Em Depois de tudo, no entanto, essa vírgula, cuja explicação aparece no decorrer da narrativa e mantenho o segredo para surpresa do leitor, pode ter algumas interpretações vinculadas também à ditatura, como se o sinal de pontuação marcasse que estamos diante da continuidade de uma memória que se faz de muitas vozes, aos caquinhos como a vida de Rita, ou de resíduos, feito as bitucas de cigarros catadas na rua. Nesse sentido, a memória da protagonista interpelando o livro do irmão opera como as memórias subterrâneas a que se refere o historiador Michael Pollack, essas memórias que se contrapõem à memória oficial dos grupos dominantes e que “prosseguem seu trabalho de subversão no silêncio e de maneira quase imperceptível afloram em momentos de crise em sobressaltos bruscos e exacerbados”.
Mulheres torturadas
Em listagem que circulou recentemente nas redes sociais, realizada pela professora Regina Dalcastagnè, da Universidade de Brasília (UnB), as narrativas literárias sobre a ditadura civil-militar brasileira somam, entre os anos de 2010-2019, 43 títulos. No mesmo intervalo de tempo, entre 2000-2009, esse número era dez e decresce conforme voltamos nas décadas anteriores até chegarmos ao ano de 1967, quando apenas dois livros sobre o tema foram publicados.

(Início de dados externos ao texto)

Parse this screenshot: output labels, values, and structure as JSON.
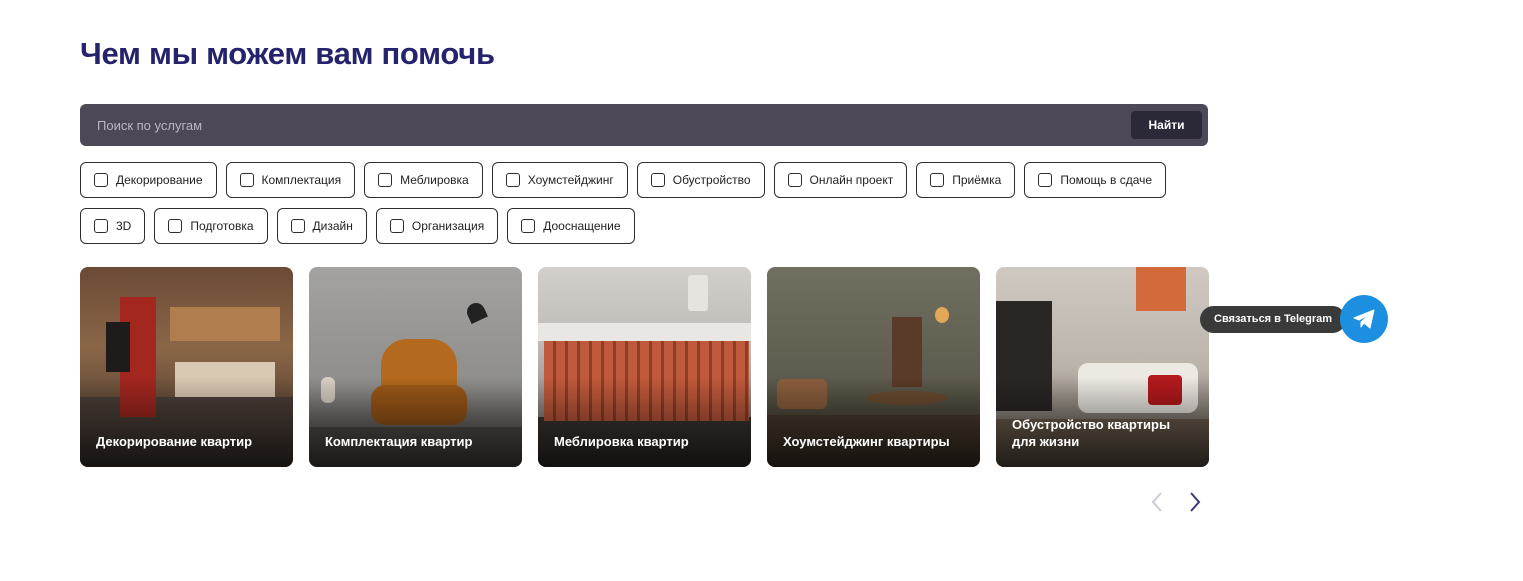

Entre este ano e 2009, apenas nove dos 47 livros publicados são de autoria de mulheres. É neste cenário, em franca mutação desde 2010, que Depois de tudo tem uma vírgula é publicado. Elizabeth Cardoso se soma, portanto, às autoras de diferentes gerações e regiões do país que têm feito dos resíduos da ditadura matéria literária, como Maria Valéria Rezende, Claudia Lage, Sheyla Smanioto, Adriana Lisboa, Sônia Regina Bischain, Rosângela Vieira Rocha, Maria José Silveira e, mais recentemente, Beatriz Leal e Anita Deak.
A questão de gênero é amplamente explorada pela protagonista. Rita de Cássia descreve a normalização da violência sexual praticada pelos militares, a recorrência de estupros que viveu encarcerada, a abjeção do corpo após a descoberta de uma gravidez na prisão, além do perfil de outras jovens presas na mesma cela em que ela. Enquanto Rita desconhece o motivo da sua prisão e não sabe como sobreviveu, o namorado da juventude, preso na mesma época, escapa sem maiores danos e reconstrói a vida, forma família, tem filhos de diferentes parceiras. A constatação da personagem reitera o que já sabemos, a ditadura foi mais feroz com quem ela julga serem os mais fracos, entre eles, o corpo feminino.
Por fim, Rita de Cássia sabe que nenhum depoimento, nenhuma entrevista, nem mesmo a experiência familiar do irmão, são capazes de relevar na forma do romance ou no discurso jornalístico o que foi a tortura e especialmente a tortura contra mulheres. “Nunca soube explicar, nunca encontrei as palavras certas, o vocabulário correto, os termos adequados, não há uma sintaxe para desempenhar essa função. As línguas foram feitas para expressar o belo, mesmo quando os poemas tratam de temas áridos é a beleza que sobressai e nos revigora. Mas para a tortura não há expressão possível”, diz.